O Primeiro Grupo Catarinense (PGC)

O Comando Vermelho do Rio de Janeiro (CV), no intuito de lucrar e enfraquecer o Primeiro Comando da Capital de São Paulo (PCC), vende armas e drogas para o Primeiro Grupo Catarinense de Santa Catarina (PGC).

Desde junho de 2016, com a morte de Jorge Rafaat Toumani e o fim da parceria entre o PCC e o CV, uma sangrenta guerra entre as duas organizações criminosas é travada e o PGC escolheu seu lado desde o início: o CV.

O Primeiro Comando da Capital tem interesse em dominar o mundo do crime do barriga-verde para garantir o uso seguro dos portos e entrepostos catarinenses, desafogando as exportações pelo porto de Santos e dificultando a ação policial.

O surgimento do Primeiro Grupo Catarinense (PGC)

A organização criminosa Primeiro Grupo Catarinense surgiu em 2003 se rebelando contra as condições carcerárias dos detentos na Penitenciária de Florianópolis e posteriormente passou a atuar no mundo do crime.

A facção possui estatuto que rege suas atividades e uma estrutura hierárquica bem definida: ministério, sintonias e disciplinas.

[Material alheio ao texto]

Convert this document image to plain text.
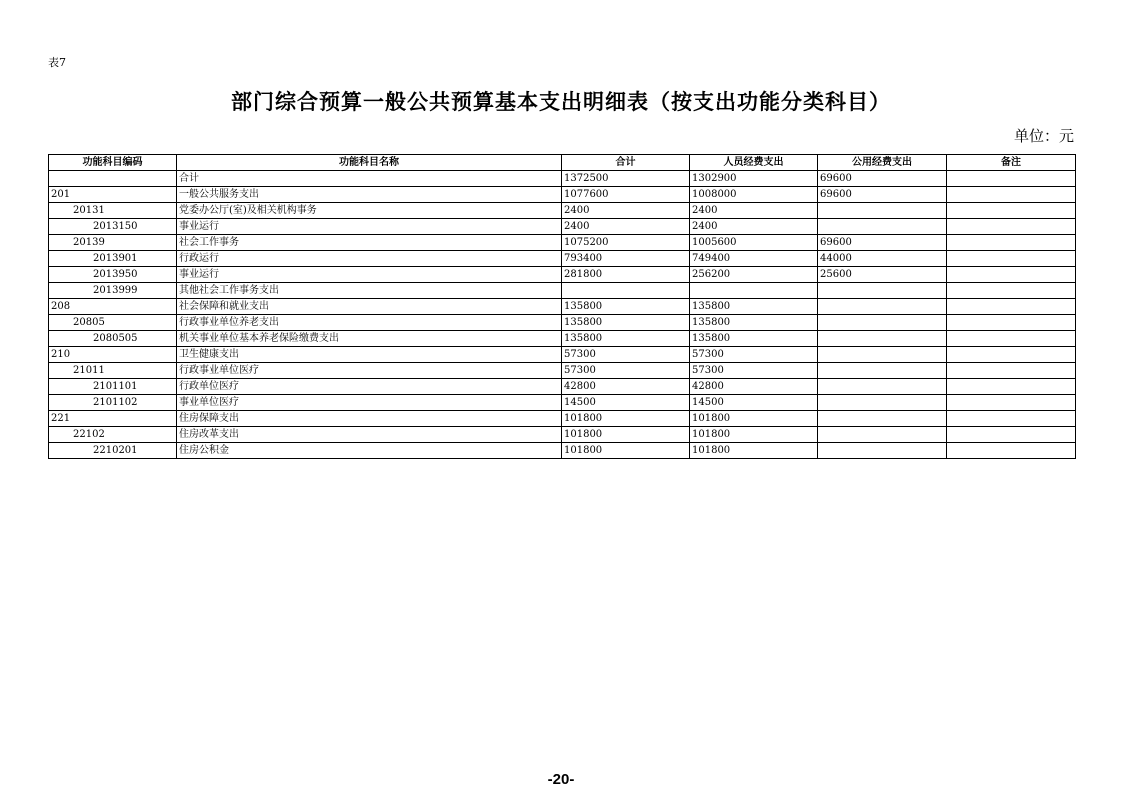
表7
部门综合预算一般公共预算基本支出明细表（按支出功能分类科目）
单位：元
功能科目编码	功能科目名称	合计	人员经费支出	公用经费支出	备注
	合计	1372500	1302900	69600	
201	一般公共服务支出	1077600	1008000	69600	
20131	党委办公厅(室)及相关机构事务	2400	2400		
2013150	事业运行	2400	2400		
20139	社会工作事务	1075200	1005600	69600	
2013901	行政运行	793400	749400	44000	
2013950	事业运行	281800	256200	25600	
2013999	其他社会工作事务支出				
208	社会保障和就业支出	135800	135800		
20805	行政事业单位养老支出	135800	135800		
2080505	机关事业单位基本养老保险缴费支出	135800	135800		
210	卫生健康支出	57300	57300		
21011	行政事业单位医疗	57300	57300		
2101101	行政单位医疗	42800	42800		
2101102	事业单位医疗	14500	14500		
221	住房保障支出	101800	101800		
22102	住房改革支出	101800	101800		
2210201	住房公积金	101800	101800		
-20-
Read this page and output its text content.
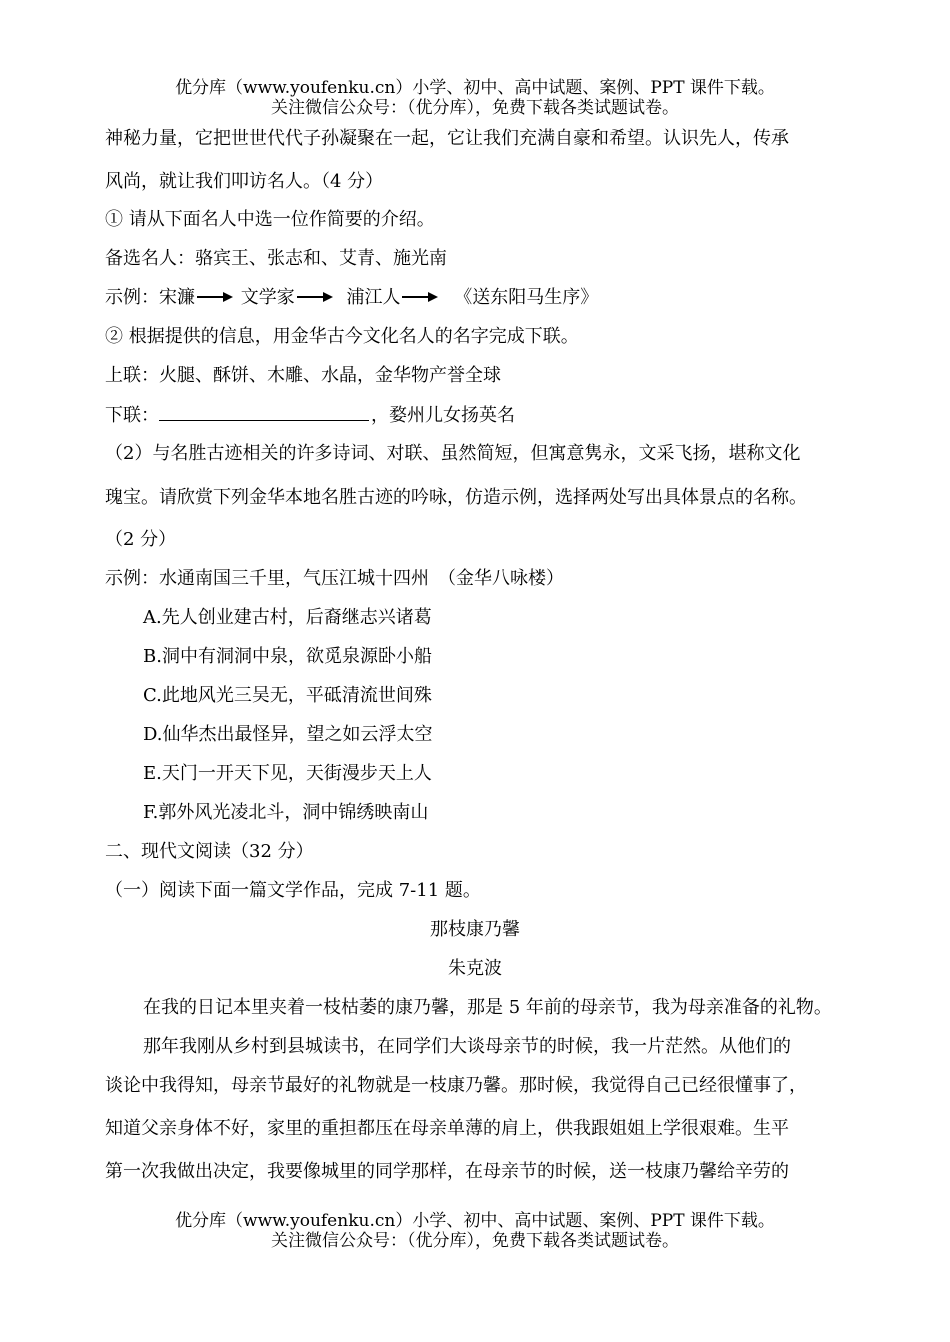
优分库（www.youfenku.cn）小学、初中、高中试题、案例、PPT 课件下载。
关注微信公众号：（优分库），免费下载各类试题试卷。
神秘力量，它把世世代代子孙凝聚在一起，它让我们充满自豪和希望。认识先人，传承
风尚，就让我们叩访名人。（4 分）
① 请从下面名人中选一位作简要的介绍。
备选名人：骆宾王、张志和、艾青、施光南
示例：宋濂	文学家	浦江人	《送东阳马生序》
② 根据提供的信息，用金华古今文化名人的名字完成下联。
上联：火腿、酥饼、木雕、水晶，金华物产誉全球
下联：	，婺州儿女扬英名
（2）与名胜古迹相关的许多诗词、对联、虽然简短，但寓意隽永，文采飞扬，堪称文化
瑰宝。请欣赏下列金华本地名胜古迹的吟咏，仿造示例，选择两处写出具体景点的名称。
（2 分）
示例：水通南国三千里，气压江城十四州　（金华八咏楼）
A.先人创业建古村，后裔继志兴诸葛
B.洞中有洞洞中泉，欲觅泉源卧小船
C.此地风光三吴无，平砥清流世间殊
D.仙华杰出最怪异，望之如云浮太空
E.天门一开天下见，天街漫步天上人
F.郭外风光凌北斗，洞中锦绣映南山
二、现代文阅读（32 分）
（一）阅读下面一篇文学作品，完成 7-11 题。
那枝康乃馨
朱克波
在我的日记本里夹着一枝枯萎的康乃馨，那是 5 年前的母亲节，我为母亲准备的礼物。
那年我刚从乡村到县城读书，在同学们大谈母亲节的时候，我一片茫然。从他们的
谈论中我得知，母亲节最好的礼物就是一枝康乃馨。那时候，我觉得自己已经很懂事了，
知道父亲身体不好，家里的重担都压在母亲单薄的肩上，供我跟姐姐上学很艰难。生平
第一次我做出决定，我要像城里的同学那样，在母亲节的时候，送一枝康乃馨给辛劳的
优分库（www.youfenku.cn）小学、初中、高中试题、案例、PPT 课件下载。
关注微信公众号：（优分库），免费下载各类试题试卷。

  • Primeiro Ministério: 10 integrantes com cargo vitalícios;
  • Segundo Ministério: sem número fixo de integrantes, é composto por detentos da Penitenciária de São Pedro de Alcântara;
  • Sintonias e os disciplinas: responsáveis por colocar em prática os desígnios do grupo e exercer o comando das comunidades.

Seus integrantes buscam o lucro e o crescimento através das atividades criminosas como roubos e tráfico de drogas.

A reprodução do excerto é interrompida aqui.